Friday, April 27, 2007

Friday Links

For your reading pleasure.

First off, Jesse Leimkuehler sends in a link about the discovery of a new rainforest--in Illinois!
Scientists exploring a mine have uncovered a natural Sistine chapel showing not religious paintings, but incredibly well preserved images of sprawling tree trunks and fallen leaves that once breathed life into an ancient rainforest.

Replete with a diverse mix of extinct plants, the 300-million-year-old fossilized forest is revealing clues about the ecology of Earth’s first rainforests.

It's an amazing discovery, and you can read about it here.

Next up, maybe you thought it was poutine, but it's actually a giant fungus:
Scientists have identified the Godzilla of fungi, a giant, prehistoric fossil that has evaded classification for more than a century, U.S. researchers said on Monday.

A chemical analysis has shown that the 20-foot-tall (6-metre) organism with a tree-like trunk was a fungus that became extinct more than 350 million years ago, according to a study appearing in the May issue of the journal Geology.

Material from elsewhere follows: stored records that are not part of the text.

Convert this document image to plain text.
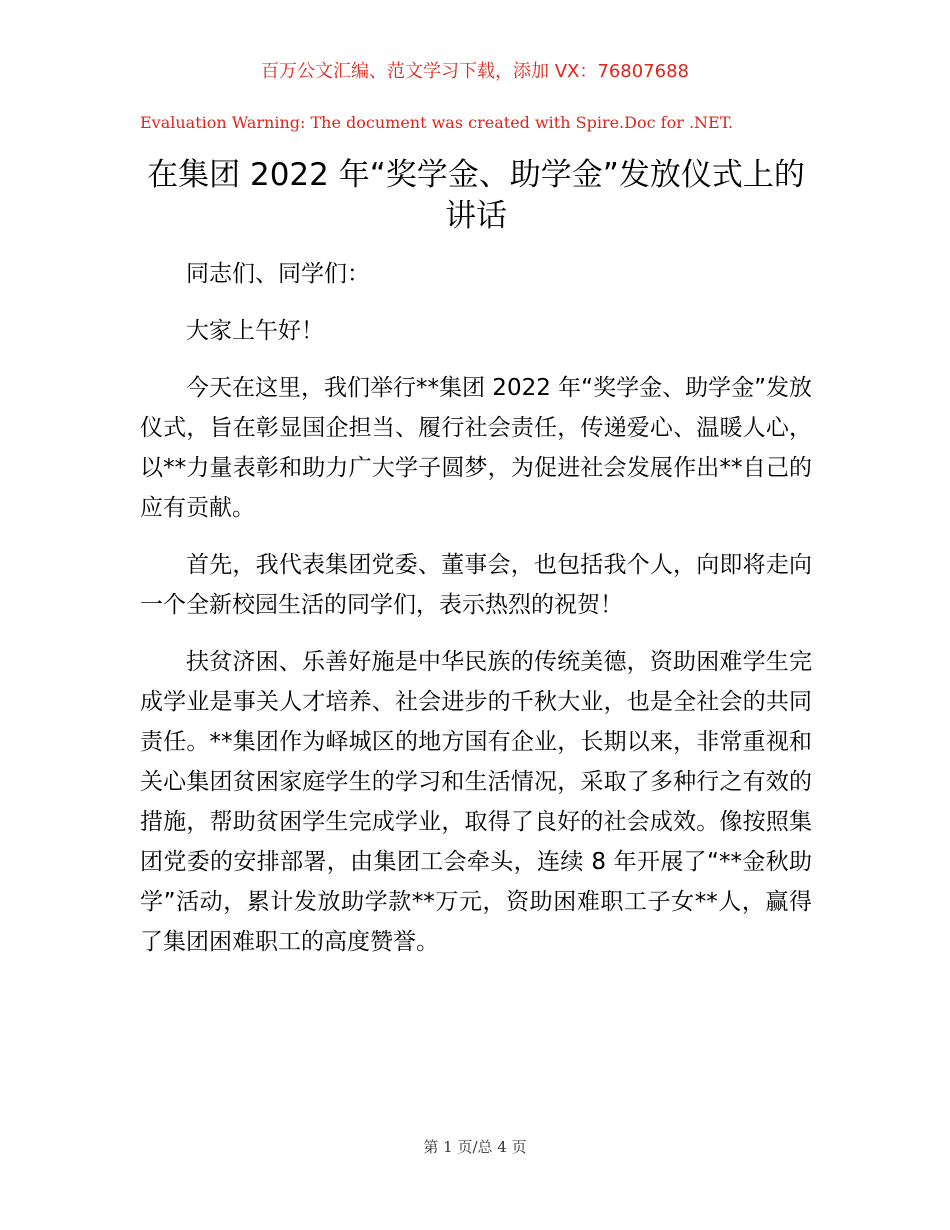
百万公文汇编、范文学习下载，添加 VX：76807688
Evaluation Warning: The document was created with Spire.Doc for .NET.
在集团 2022 年“奖学金、助学金”发放仪式上的讲话

同志们、同学们：

大家上午好！

今天在这里，我们举行**集团 2022 年“奖学金、助学金”发放仪式，旨在彰显国企担当、履行社会责任，传递爱心、温暖人心，以**力量表彰和助力广大学子圆梦，为促进社会发展作出**自己的应有贡献。

首先，我代表集团党委、董事会，也包括我个人，向即将走向一个全新校园生活的同学们，表示热烈的祝贺！

扶贫济困、乐善好施是中华民族的传统美德，资助困难学生完成学业是事关人才培养、社会进步的千秋大业，也是全社会的共同责任。**集团作为峄城区的地方国有企业，长期以来，非常重视和关心集团贫困家庭学生的学习和生活情况，采取了多种行之有效的措施，帮助贫困学生完成学业，取得了良好的社会成效。像按照集团党委的安排部署，由集团工会牵头，连续 8 年开展了“**金秋助学”活动，累计发放助学款**万元，资助困难职工子女**人，赢得了集团困难职工的高度赞誉。

第 1 页/总 4 页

Twenty feet tall. Read about it (and check out the photo) here:

John Catania sent in a link to an article about ETFE (Ethylene Tetrafluoroethylene), a "transparent plastic related to Teflon." Here are a few details:
[EFTE is] replacing glass and plastic in some of the most innovative buildings being designed and constructed today. Its selling points? Compared to glass, it’s 1% the weight, transmits more light, is a better insulator, and costs 24% to 70% less to install. It’s also resilient (able to bear 400 times its own weight, with an estimated 50-year life-span), self-cleaning (dirt slides off its nonstick surface), and recyclable.

There are pictures of some of the buildings that have used this material, and they are freaking astonishing. Have a look here.

Sirius sends in a link to photos from the Hubble telescope. It's a spectacular collection, and you can see them here.

There's a new hypothesis about the diversity of species being related to fluctations in cosmic ray exposure. Here's an excerpt:
The rise and fall of species on Earth might be driven in part by the undulating motions of our solar system as it travels through the disk of the Milky Way, scientists say.

Two years ago, scientists at the University of California, Berkeley found the marine fossil record shows that biodiversity—the number of different species alive on the planet—increases and decreases on a 62-million-year cycle. At least two of the Earth’s great mass extinctions—the Permian extinction 250 million years ago and the Ordovician extinction about 450 million years ago—correspond with peaks of this cycle, which can’t be explained by evolutionary theory.

Now, a team of researchers at the University of Kansas (KU) have come up with an out-of-this-world explanation. Their idea hinges upon the fact that, appearances aside, stars are not fixed in space. They move around, sometimes rushing headlong through galaxies, or approaching close enough to one another for brief cosmic trysts.

In particular, our Sun moves toward and away from the Milky Way’s center, and also up and down through the galactic plane. One complete up-and-down cycle takes 64 million years— suspiciously similar to Earth’s biodiversity cycle.

It's a fascinating theory, and you can read about it here.